Un nom plombe la réputation de Jean Calvin : celui de Michel Servet. Un nom qui fait du réformateur genevois le « grand inquisiteur » du XVIe siècle. « C’est un des faux-pas du réformateur, relève Michel Grandjean, c’est indéniable ! Mais ce qu’on oublie trop souvent, c’est qu’à cette époque Michel Servet avait sa tête mise à prix dans l’ensemble de l’Europe occidentale. » En France, il était condamné à mort par l’Inquisition romaine qui sévissait depuis le XIIIe siècle, pour son livre « Des erreurs au sujet de la Trinité ». Il en allait de même du côté des cantons suisses où les propos de Servet étaient aussi considérés comme blasphématoires. Où qu’il se rende, Michel Servet voyait sa tête mise à prix ! « A l’époque, ajoute le professeur d’histoire, on n’a pas le droit de blasphémer. Que l’on soit catholique ou protestant, si mon prochain blasphème et que je n’agis pas, je me fais son complice et j’encours à mon tour le châtiment de Dieu. » Seuls quelques francs-tireurs demandent de protéger Michel Servet. Sébastien Castellion, par exemple, affirmera par la suite avec courage : « Tuer un homme, ce n’est jamais défendre une doctrine, c’est tuer un homme ! » Le « Petit Conseil » prendra la décision de brûler Servet, alors que Calvin souhaitait la décapitation, « un châtiment tout de même moins douloureux », commente Michel Grandjean. Sinon personne à Genève ne lèvera le petit doigt contre cette mise à mort.
Un « père la morale » ?
« Si vous connaissiez les sermons de Calvin, vous découvririez qu’il est loin d’être terne. Vif de tempérament, il parle le langage de tous les jours, avec des images fortes et même des propos qui nous paraissent aujourd’hui franchement grossiers. » Dans de nombreux cercles au XVIe siècle, le climat est à une certaine rigueur morale. La découverte personnelle que Jean Calvin fait de l’Evangile refaçonne sa manière de voir Dieu et lui donne une éthique. « Pour le réformateur de Genève, explique Michel Grandjean, on n’a pas le droit de faire n’importe quoi ni avec ce qu’on a, ni avec ce qu’on est ! » Cette rigueur morale peut se montrer pesante parfois dans la société, mais elle se révèle aussi étonnamment libératrice. A Genève, la Réforme entraîne la création de « l’Hôpital », l’ancêtre de l’Hospice général, une institution novatrice qui vient en aide aux plus démunis de la ville. Le consistoire, si décrié, est d’abord une instance de conciliation et de protection du plus faible. A Genève, c’est un cas unique dans l’Europe du XVIe siècle, une femme trompée par son mari peut même obtenir le divorce !

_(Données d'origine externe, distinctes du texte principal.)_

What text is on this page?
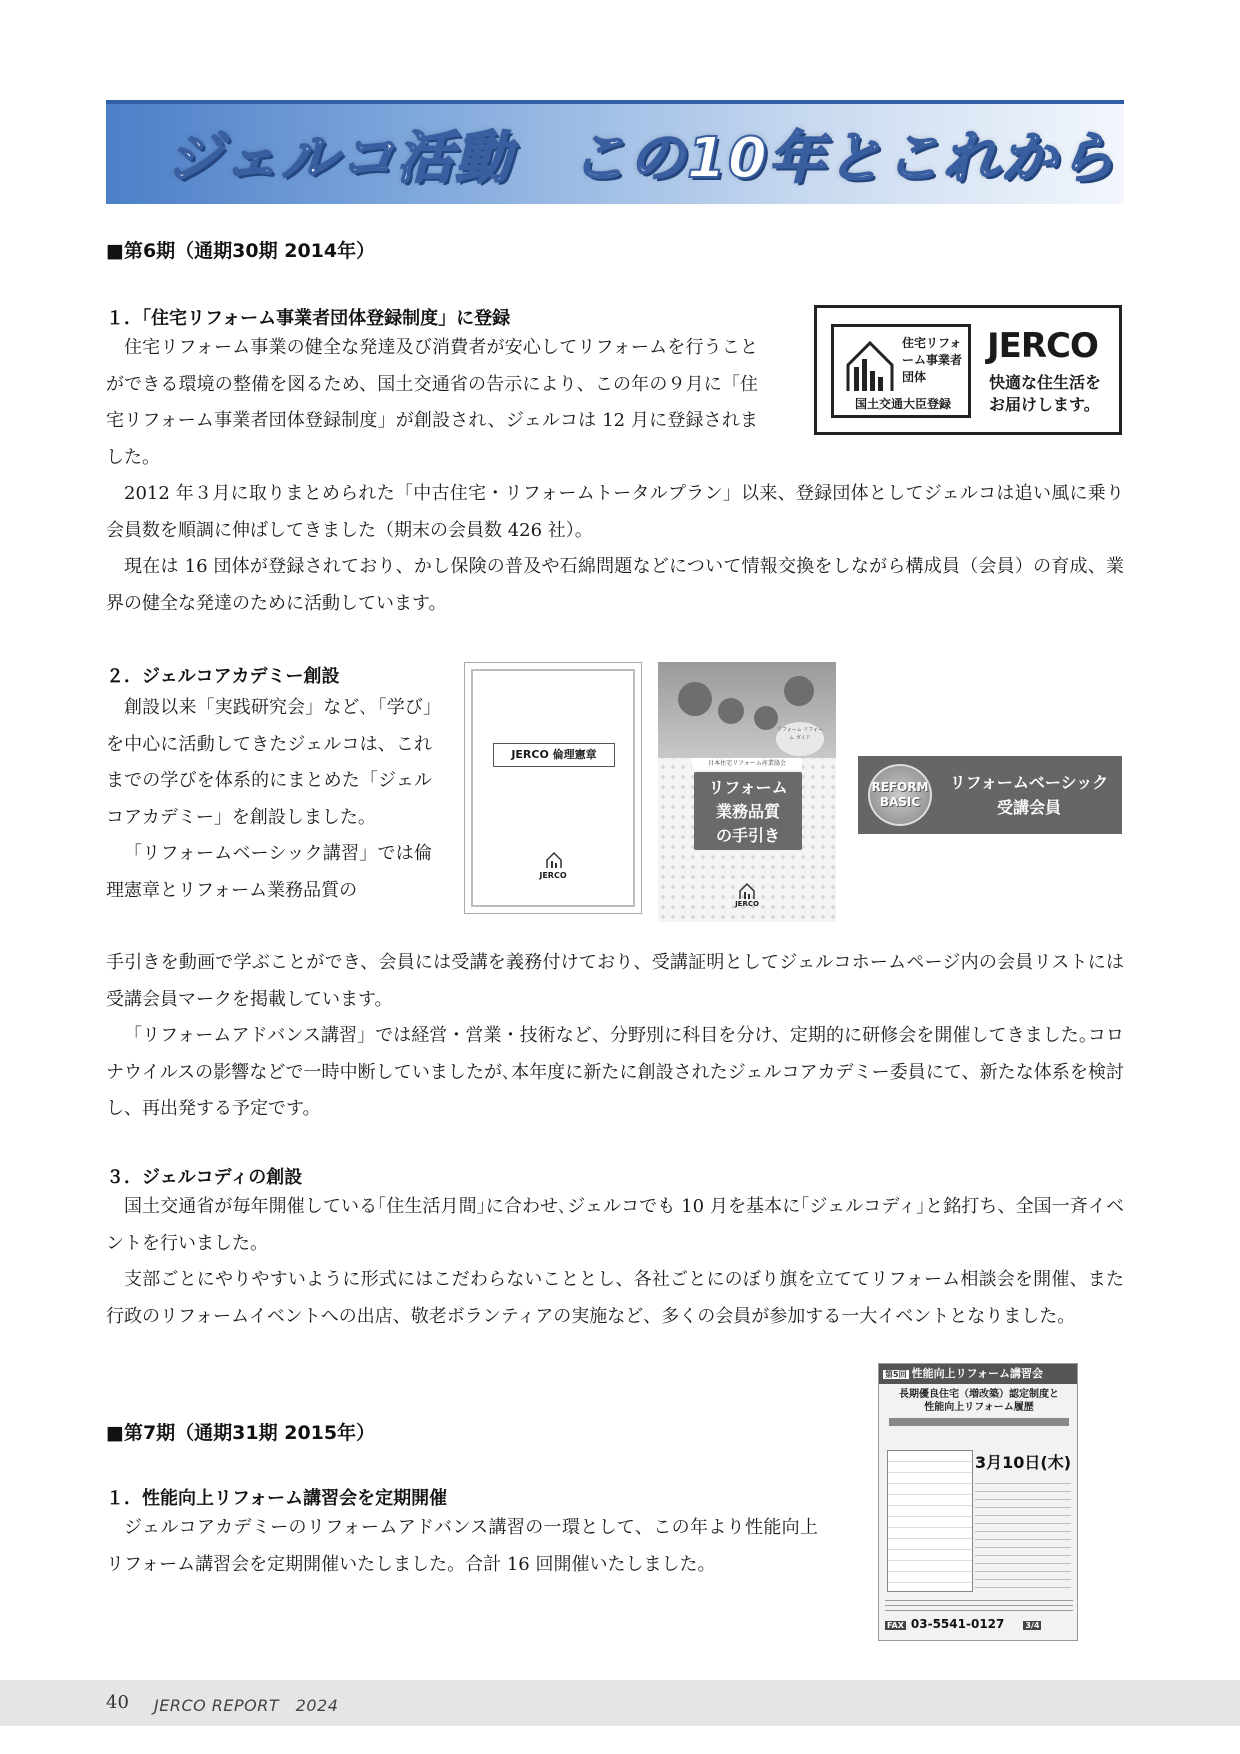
ジェルコ活動　この10年とこれから
■第6期（通期30期 2014年）
１．「住宅リフォーム事業者団体登録制度」に登録

住宅リフォーム事業の健全な発達及び消費者が安心してリフォームを行うことができる環境の整備を図るため、国土交通省の告示により、この年の９月に「住宅リフォーム事業者団体登録制度」が創設され、ジェルコは 12 月に登録されました。

2012 年３月に取りまとめられた「中古住宅・リフォームトータルプラン」以来、登録団体としてジェルコは追い風に乗り会員数を順調に伸ばしてきました（期末の会員数 426 社）。

現在は 16 団体が登録されており、かし保険の普及や石綿問題などについて情報交換をしながら構成員（会員）の育成、業界の健全な発達のために活動しています。

住宅リフォーム事業者団体
国土交通大臣登録
JERCO
快適な住生活を
お届けします。
２．ジェルコアカデミー創設

創設以来「実践研究会」など､「学び」を中心に活動してきたジェルコは、これまでの学びを体系的にまとめた「ジェルコアカデミー」を創設しました。

「リフォームベーシック講習」では倫理憲章とリフォーム業務品質の

手引きを動画で学ぶことができ、会員には受講を義務付けており、受講証明としてジェルコホームページ内の会員リストには受講会員マークを掲載しています。

「リフォームアドバンス講習」では経営・営業・技術など、分野別に科目を分け、定期的に研修会を開催してきました｡コロナウイルスの影響などで一時中断していましたが､本年度に新たに創設されたジェルコアカデミー委員にて、新たな体系を検討し、再出発する予定です。

JERCO 倫理憲章
JERCO
リフォーム リフォーム ガイド
日本住宅リフォーム産業協会
リフォーム
業務品質
の手引き
JERCO
REFORM
BASIC
リフォームベーシック
受講会員
３．ジェルコディの創設

国土交通省が毎年開催している｢住生活月間｣に合わせ､ジェルコでも 10 月を基本に｢ジェルコディ｣と銘打ち、全国一斉イベントを行いました。

支部ごとにやりやすいように形式にはこだわらないこととし、各社ごとにのぼり旗を立ててリフォーム相談会を開催、また行政のリフォームイベントへの出店、敬老ボランティアの実施など、多くの会員が参加する一大イベントとなりました。

■第7期（通期31期 2015年）
１．性能向上リフォーム講習会を定期開催

ジェルコアカデミーのリフォームアドバンス講習の一環として、この年より性能向上リフォーム講習会を定期開催いたしました。合計 16 回開催いたしました。

第5回 性能向上リフォーム講習会
長期優良住宅（増改築）認定制度と
性能向上リフォーム履歴
3月10日(木)
FAX 03-5541-0127	3/4
40 JERCO REPORT　2024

« On s’acharne aujourd’hui sur Calvin sans rendre justice à l’extraordinaire fondateur de civilisation qu’il a été ! » Pour l’historien Michel Grandjean, le réformateur compte sans aucun doute parmi les 10, voire les 5 figures marquantes du XVIe siècle. Il est la personnalité qui a donné à Genève la stature internationale qu’on lui connaît aujourd’hui. « Si la personnalité de Calvin avait été aussi effroyable qu’on la dépeint parfois, comment expliquer qu’en 10 ans, entre 1550 et 1560, l’afflux de réfugiés ait quasiment doublé la population de la ville ? Comment expliquer aussi que durant cette période on se soit pressé de toute l’Europe pour venir assister aux cours de Calvin à l’Académie, l’ancêtre de l’Université, un établissement fondé par l’auteur de l’Institution de la religion chrétienne? »
Serge Carrel
Cet article est paru dans l’édition de septembre 2005 du journal Vivre.